Inside the doors of Med First and C&C Medical in Fort Oglethorpe, Georgia, two doctors and 12 other medical professionals spend their days treating patients for emergencies, injuries, ongoing health conditions and routine health maintenance. The joint facilities are owned by Connie Couch, who is so pleased with her staff she beams when she talks about them. “Everyone works together beautifully,” she says
Dr. Dayle Hawthorne, personifies that, says Couch. “If Dr. Hawthorne sees you even once, she’ll remember everything about you forever. She really cares about her patients.”
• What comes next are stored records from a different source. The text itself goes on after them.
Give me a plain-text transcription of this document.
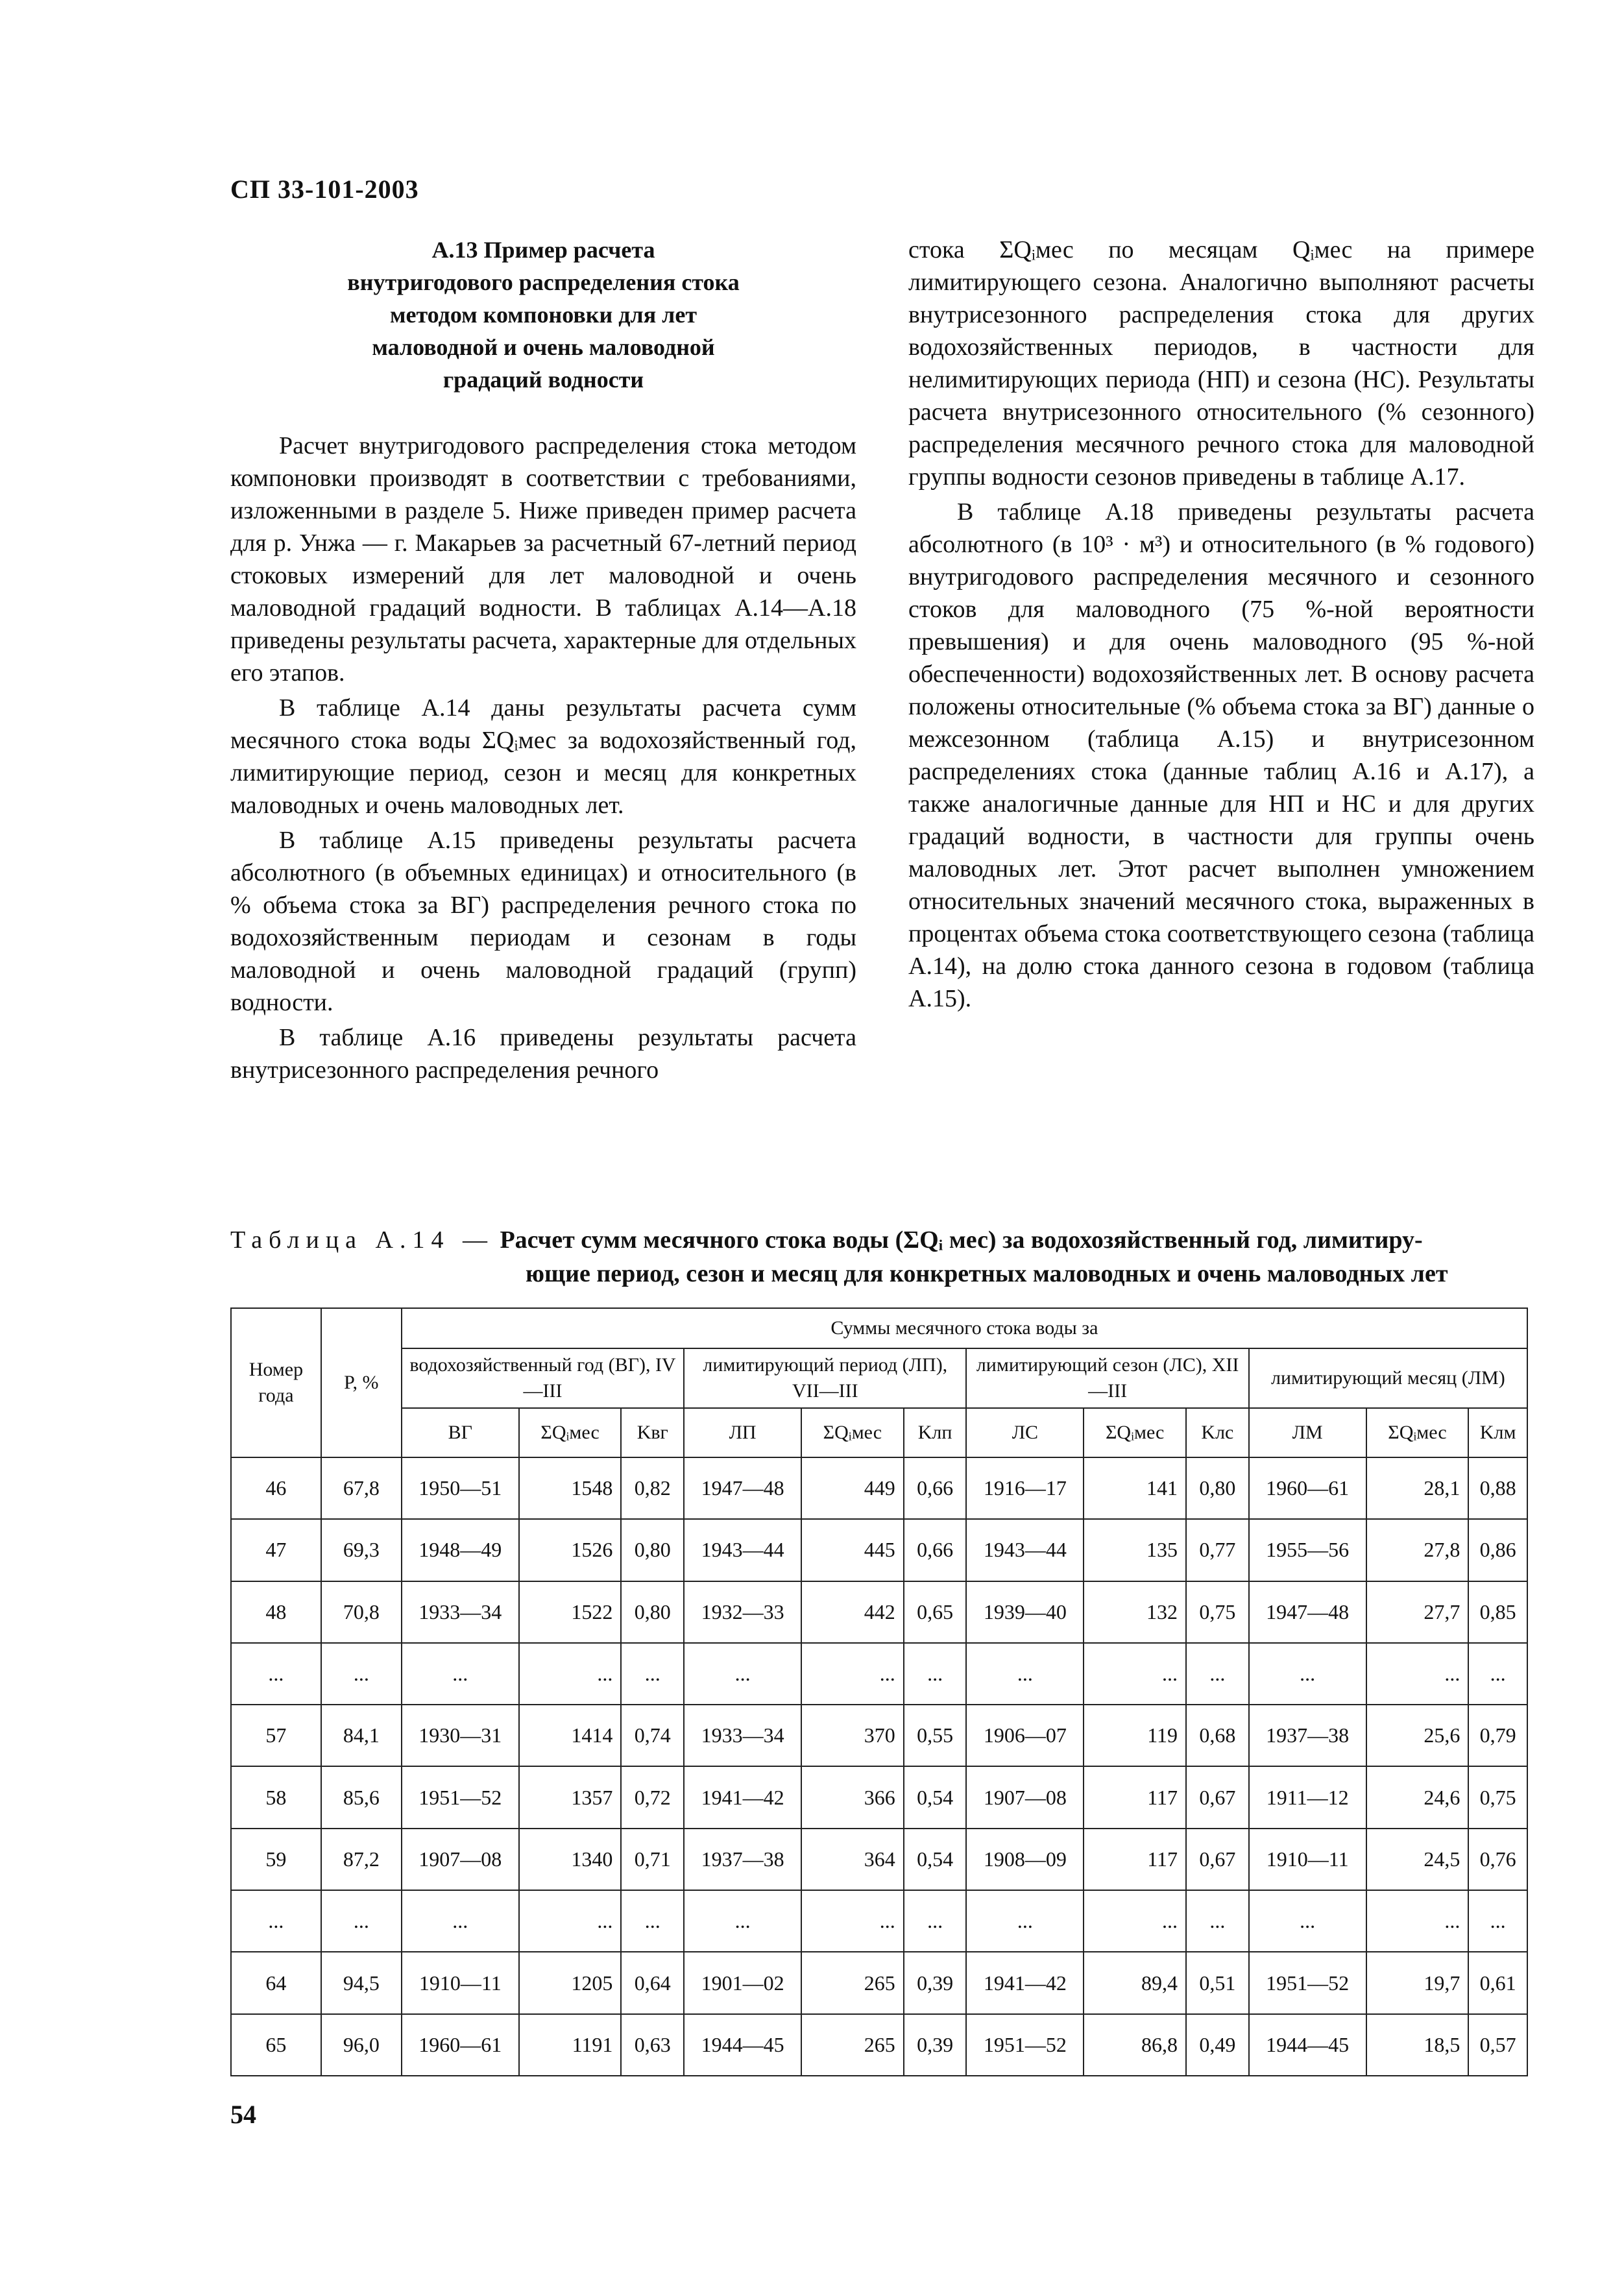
СП 33-101-2003
А.13 Пример расчета
внутригодового распределения стока
методом компоновки для лет
маловодной и очень маловодной
градаций водности

Расчет внутригодового распределения стока методом компоновки производят в соответствии с требованиями, изложенными в разделе 5. Ниже приведен пример расчета для р. Унжа — г. Макарьев за расчетный 67-летний период стоковых измерений для лет маловодной и очень маловодной градаций водности. В таблицах А.14—А.18 приведены результаты расчета, характерные для отдельных его этапов.

В таблице А.14 даны результаты расчета сумм месячного стока воды ΣQᵢмес за водохозяйственный год, лимитирующие период, сезон и месяц для конкретных маловодных и очень маловодных лет.

В таблице А.15 приведены результаты расчета абсолютного (в объемных единицах) и относительного (в % объема стока за ВГ) распределения речного стока по водохозяйственным периодам и сезонам в годы маловодной и очень маловодной градаций (групп) водности.

В таблице А.16 приведены результаты расчета внутрисезонного распределения речного

стока ΣQᵢмес по месяцам Qᵢмес на примере лимитирующего сезона. Аналогично выполняют расчеты внутрисезонного распределения стока для других водохозяйственных периодов, в частности для нелимитирующих периода (НП) и сезона (НС). Результаты расчета внутрисезонного относительного (% сезонного) распределения месячного речного стока для маловодной группы водности сезонов приведены в таблице А.17.

В таблице А.18 приведены результаты расчета абсолютного (в 10³ · м³) и относительного (в % годового) внутригодового распределения месячного и сезонного стоков для маловодного (75 %-ной вероятности превышения) и для очень маловодного (95 %-ной обеспеченности) водохозяйственных лет. В основу расчета положены относительные (% объема стока за ВГ) данные о межсезонном (таблица А.15) и внутрисезонном распределениях стока (данные таблиц А.16 и А.17), а также аналогичные данные для НП и НС и для других градаций водности, в частности для группы очень маловодных лет. Этот расчет выполнен умножением относительных значений месячного стока, выраженных в процентах объема стока соответствующего сезона (таблица А.14), на долю стока данного сезона в годовом (таблица А.15).

Таблица А.14 — Расчет сумм месячного стока воды (ΣQᵢ мес) за водохозяйственный год, лимитиру-
ющие период, сезон и месяц для конкретных маловодных и очень маловодных лет
Номер года	P, %	Суммы месячного стока воды за											
		водохозяйственный год (ВГ), IV—III			лимитирующий период (ЛП), VII—III			лимитирующий сезон (ЛС), XII—III			лимитирующий месяц (ЛМ)		
		ВГ	ΣQᵢмес	Kвг	ЛП	ΣQᵢмес	Kлп	ЛС	ΣQᵢмес	Kлс	ЛМ	ΣQᵢмес	Kлм
46	67,8	1950—51	1548	0,82	1947—48	449	0,66	1916—17	141	0,80	1960—61	28,1	0,88
47	69,3	1948—49	1526	0,80	1943—44	445	0,66	1943—44	135	0,77	1955—56	27,8	0,86
48	70,8	1933—34	1522	0,80	1932—33	442	0,65	1939—40	132	0,75	1947—48	27,7	0,85
...	...	...	...	...	...	...	...	...	...	...	...	...	...
57	84,1	1930—31	1414	0,74	1933—34	370	0,55	1906—07	119	0,68	1937—38	25,6	0,79
58	85,6	1951—52	1357	0,72	1941—42	366	0,54	1907—08	117	0,67	1911—12	24,6	0,75
59	87,2	1907—08	1340	0,71	1937—38	364	0,54	1908—09	117	0,67	1910—11	24,5	0,76
...	...	...	...	...	...	...	...	...	...	...	...	...	...
64	94,5	1910—11	1205	0,64	1901—02	265	0,39	1941—42	89,4	0,51	1951—52	19,7	0,61
65	96,0	1960—61	1191	0,63	1944—45	265	0,39	1951—52	86,8	0,49	1944—45	18,5	0,57
54
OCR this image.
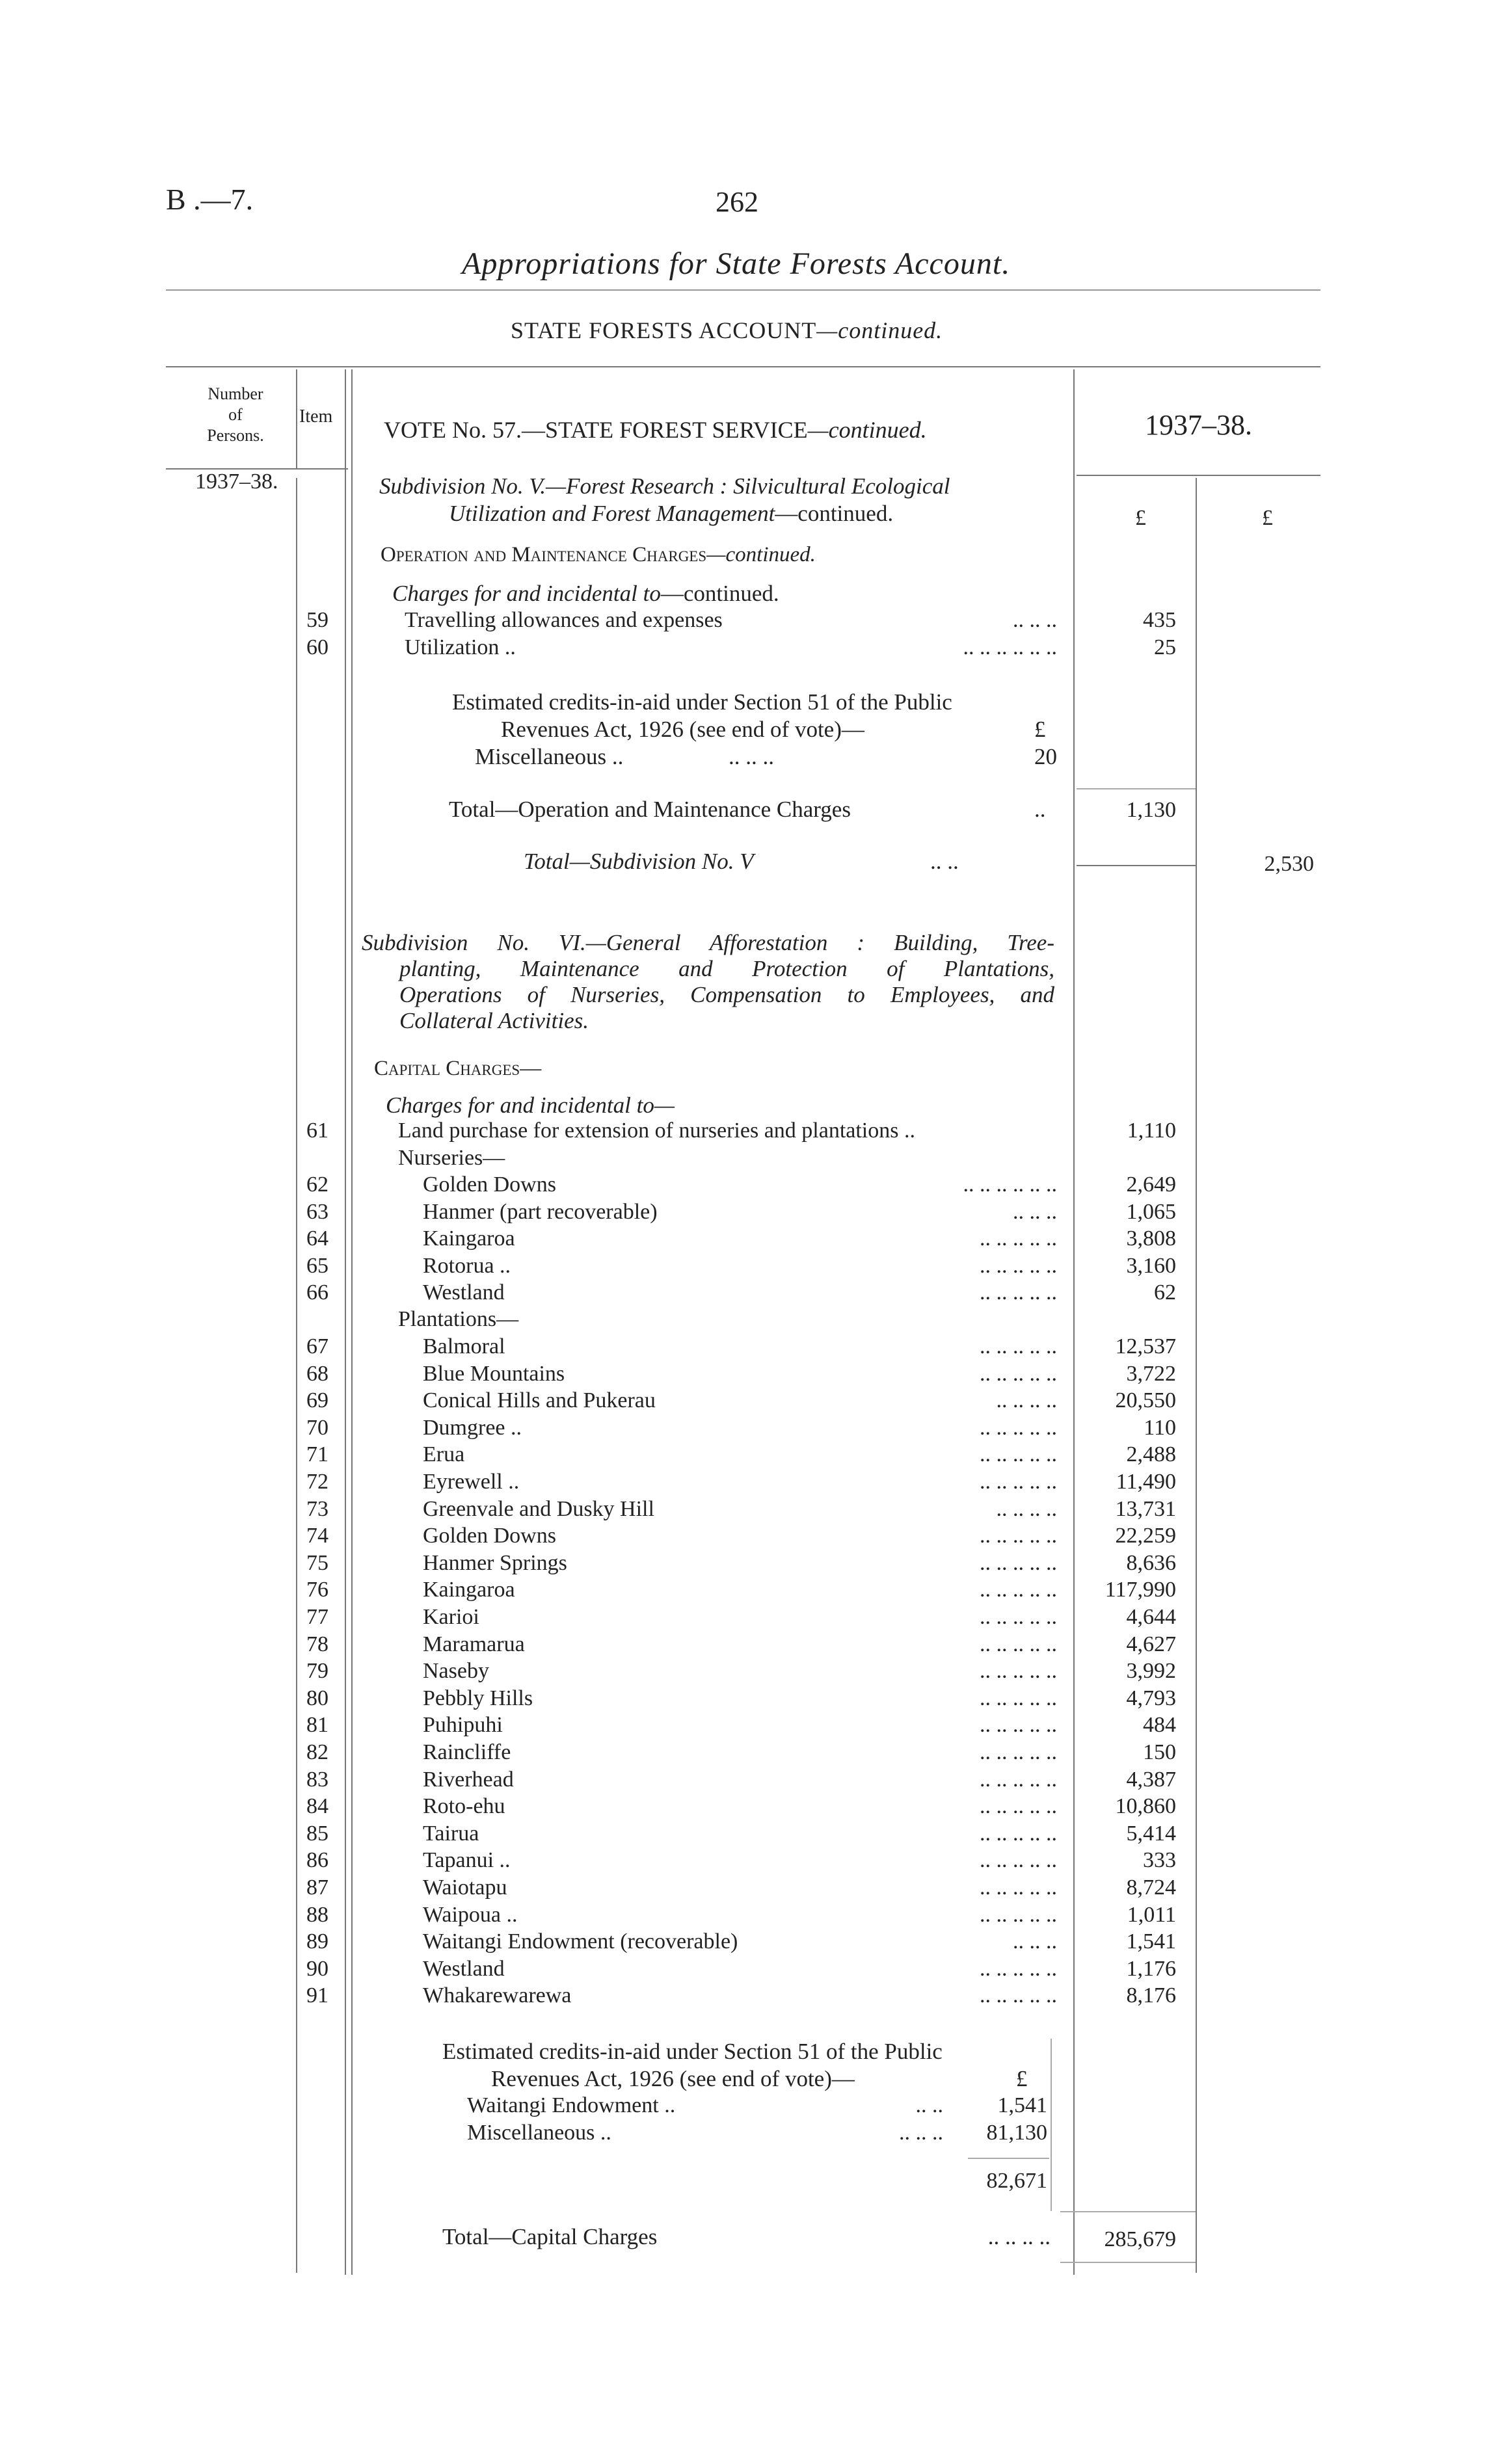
B .—7.	262
Appropriations for State Forests Account.
STATE FORESTS ACCOUNT—continued.
Number
of
Persons.
Item
VOTE No. 57.—STATE FOREST SERVICE—continued.	1937–38.
1937–38.
£	£
Subdivision No. V.—Forest Research : Silvicultural Ecological
Utilization and Forest Management—continued.
Operation and Maintenance Charges—continued.
Charges for and incidental to—continued.
59	Travelling allowances and expenses	.. .. ..	435
60	Utilization ..	.. .. .. .. .. ..	25
Estimated credits-in-aid under Section 51 of the Public
Revenues Act, 1926 (see end of vote)—	£
Miscellaneous ..	.. .. ..	20
Total—Operation and Maintenance Charges	..	1,130
Total—Subdivision No. V	.. ..	2,530
Subdivision No. VI.—General Afforestation : Building, Tree-
planting, Maintenance and Protection of Plantations,
Operations of Nurseries, Compensation to Employees, and
Collateral Activities.
Capital Charges—
Charges for and incidental to—
61	Land purchase for extension of nurseries and plantations ..	1,110
Nurseries—
62	Golden Downs	.. .. .. .. .. ..	2,649
63	Hanmer (part recoverable)	.. .. ..	1,065
64	Kaingaroa	.. .. .. .. ..	3,808
65	Rotorua ..	.. .. .. .. ..	3,160
66	Westland	.. .. .. .. ..	62
Plantations—
67	Balmoral	.. .. .. .. ..	12,537
68	Blue Mountains	.. .. .. .. ..	3,722
69	Conical Hills and Pukerau	.. .. .. ..	20,550
70	Dumgree ..	.. .. .. .. ..	110
71	Erua	.. .. .. .. ..	2,488
72	Eyrewell ..	.. .. .. .. ..	11,490
73	Greenvale and Dusky Hill	.. .. .. ..	13,731
74	Golden Downs	.. .. .. .. ..	22,259
75	Hanmer Springs	.. .. .. .. ..	8,636
76	Kaingaroa	.. .. .. .. ..	117,990
77	Karioi	.. .. .. .. ..	4,644
78	Maramarua	.. .. .. .. ..	4,627
79	Naseby	.. .. .. .. ..	3,992
80	Pebbly Hills	.. .. .. .. ..	4,793
81	Puhipuhi	.. .. .. .. ..	484
82	Raincliffe	.. .. .. .. ..	150
83	Riverhead	.. .. .. .. ..	4,387
84	Roto-ehu	.. .. .. .. ..	10,860
85	Tairua	.. .. .. .. ..	5,414
86	Tapanui ..	.. .. .. .. ..	333
87	Waiotapu	.. .. .. .. ..	8,724
88	Waipoua ..	.. .. .. .. ..	1,011
89	Waitangi Endowment (recoverable)	.. .. ..	1,541
90	Westland	.. .. .. .. ..	1,176
91	Whakarewarewa	.. .. .. .. ..	8,176
Estimated credits-in-aid under Section 51 of the Public
Revenues Act, 1926 (see end of vote)—	£
Waitangi Endowment ..	.. ..	1,541
Miscellaneous ..	.. .. ..	81,130
82,671
Total—Capital Charges	.. .. .. ..	285,679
Hawthorne comes from a tradition of medicine — her father and grandfather were doctors and her mother a registered nurse. After attending Howard University in Washington, D.C., she moved to Atlanta where she became the first graduate of Morehouse School of Medicine’s family practice residency.
“Partnering with a person to take joint responsibility for their health,” says Hawthorne, “is a privilege. I love working with someone over the course of their lifetime.” Hawthorne says Morehouse trains doctors to see an individual as part of a family and a family as part of a community. The school strongly encourages its graduates to practice medicine within the state of Georgia.
Besides practicing family and urgent care medicine, Hawthorne is an herbalist, has studied Chinese medicine and has a passion for nutrition. She’s been with Med First for 18 years.
Med First and C&C Medical boast five exam rooms and an operating room where they do suturing, biopsies, set broken bones, remove lesions, treat burns, and much more. They do x-rays, EKGs, blood tests, blood pressure and sugar tests and provide both walk-in emergency care and appointment-only primary care.
“We go off-site, too,” says Couch. Clinic doctors and staff go to schools where they do sports physicals and to companies where they offer everything from flu shots to biometric screenings.